4. Many modern monitors calculate PPV automatically (double-check prerequisites!).
💡 Tidal Volume Challenge
• Temporarily ↑ Vt from 6 → 8 mL/kg PBW (if safe) for ~1 min.
• Reassess PPV or SV changes to improve accuracy in low-Vt ventilation.
🩺 How to Use PPV
📊 Thresholds
• PPV ≥ 13% → fluid responsive likely.
• PPV ≤ 9% → fluid responsive unlikely.
• PPV 9–13% → gray zone → confirm with adjuncts.
⚡ Clinical Actions
• High PPV → consider small fluid bolus with CO/SV tracking.
• Low PPV → fluids unlikely to help; optimize pressors/inotropes/vent.
• Gray zone → add PLR, mini-fluid challenge, or tidal volume challenge.
💪 Strengths
• Better predictor than static indices (CVP, PAOP).
• Continuous & real-time when arterial line in place.
• Simple to use; integrates into goal-directed therapy.
• Helps reduce unnecessary fluid overload.
⚠️ Pitfalls & When PPV Is Less Accurate
❌ Less Reliable When:
• Spontaneous breathing effort present.
• Arrhythmias (AF, frequent ectopy).
• Low Vt ventilation without challenge.
• Low driving pressure or poor compliance.
• RV failure, pulmonary HTN, ↑ intra-abdominal pressure.
• Open chest, one-lung ventilation, prone positioning.

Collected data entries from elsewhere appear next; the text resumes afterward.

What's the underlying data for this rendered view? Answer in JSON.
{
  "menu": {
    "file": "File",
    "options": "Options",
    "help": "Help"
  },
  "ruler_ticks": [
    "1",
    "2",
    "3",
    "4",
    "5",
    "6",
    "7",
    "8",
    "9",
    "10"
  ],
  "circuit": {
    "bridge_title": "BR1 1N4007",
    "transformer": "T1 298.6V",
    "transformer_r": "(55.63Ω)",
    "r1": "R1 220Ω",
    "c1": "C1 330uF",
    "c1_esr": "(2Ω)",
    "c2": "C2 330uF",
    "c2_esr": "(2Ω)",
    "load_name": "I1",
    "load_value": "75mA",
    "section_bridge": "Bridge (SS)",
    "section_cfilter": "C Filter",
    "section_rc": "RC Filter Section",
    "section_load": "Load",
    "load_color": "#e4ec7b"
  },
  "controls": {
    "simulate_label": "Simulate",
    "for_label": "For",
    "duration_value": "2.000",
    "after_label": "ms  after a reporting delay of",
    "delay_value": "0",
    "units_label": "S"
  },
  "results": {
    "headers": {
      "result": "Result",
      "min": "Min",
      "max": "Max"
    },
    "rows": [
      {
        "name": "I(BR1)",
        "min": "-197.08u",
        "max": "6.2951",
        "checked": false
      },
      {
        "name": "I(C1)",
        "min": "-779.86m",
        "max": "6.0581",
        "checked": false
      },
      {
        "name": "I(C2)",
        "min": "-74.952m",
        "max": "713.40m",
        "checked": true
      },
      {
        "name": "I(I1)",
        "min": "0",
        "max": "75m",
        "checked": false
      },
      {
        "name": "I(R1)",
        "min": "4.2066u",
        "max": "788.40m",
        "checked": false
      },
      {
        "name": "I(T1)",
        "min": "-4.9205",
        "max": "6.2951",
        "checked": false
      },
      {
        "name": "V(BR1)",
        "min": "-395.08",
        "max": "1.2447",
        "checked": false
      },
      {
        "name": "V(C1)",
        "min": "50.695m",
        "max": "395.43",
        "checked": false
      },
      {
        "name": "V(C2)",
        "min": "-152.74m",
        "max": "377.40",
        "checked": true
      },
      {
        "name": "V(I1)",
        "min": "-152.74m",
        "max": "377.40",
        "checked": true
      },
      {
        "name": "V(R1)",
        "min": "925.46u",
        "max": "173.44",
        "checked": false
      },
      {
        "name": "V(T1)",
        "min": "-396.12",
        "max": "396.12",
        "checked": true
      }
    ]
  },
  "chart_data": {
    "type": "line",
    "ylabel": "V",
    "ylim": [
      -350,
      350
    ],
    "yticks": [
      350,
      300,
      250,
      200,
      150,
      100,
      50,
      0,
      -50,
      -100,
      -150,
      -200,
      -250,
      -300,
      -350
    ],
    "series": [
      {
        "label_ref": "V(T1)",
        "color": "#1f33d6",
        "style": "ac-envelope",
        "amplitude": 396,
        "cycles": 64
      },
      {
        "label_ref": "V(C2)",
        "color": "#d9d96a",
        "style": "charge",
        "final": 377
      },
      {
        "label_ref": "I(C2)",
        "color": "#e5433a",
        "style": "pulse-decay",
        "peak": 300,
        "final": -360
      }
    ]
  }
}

• Artifact-ridden/damped arterial waveform.
🟨 Gray Zone (9–13%)
• Don’t interpret as yes/no → it is one of many data points
📚 Evidence Snapshot
• Meta-analyses: PPV/SVV outperform static indices for predicting fluid responsiveness in ventilated patients.
• ICU studies: Accuracy hinges on controlled settings (adequate Vt, sinus rhythm, no spontaneous breathing).
• Guidelines: Surviving Sepsis endorses dynamic variables (PPV, SVV, PLR) over static ones.
• Low Vt solutions: Tidal volume challenge restores accuracy.
• Adjuncts: PLR with CO tracking is robust even when PPV is invalid.
🔀 Quick Bedside Algorithm
1. ✅ Confirm prerequisites (vent, rhythm, Vt, Aline).
2. 📏 Measure PPV.
o ≥13% → likely fluid responsive → test bolus with CO/SV monitoring.
o ≤9% → unlikely → avoid blind fluids.
o 9–13% → gray zone → consider additional volume assessment approaches
3. 🔄 Reassess hemodynamics & perfusion after any intervention.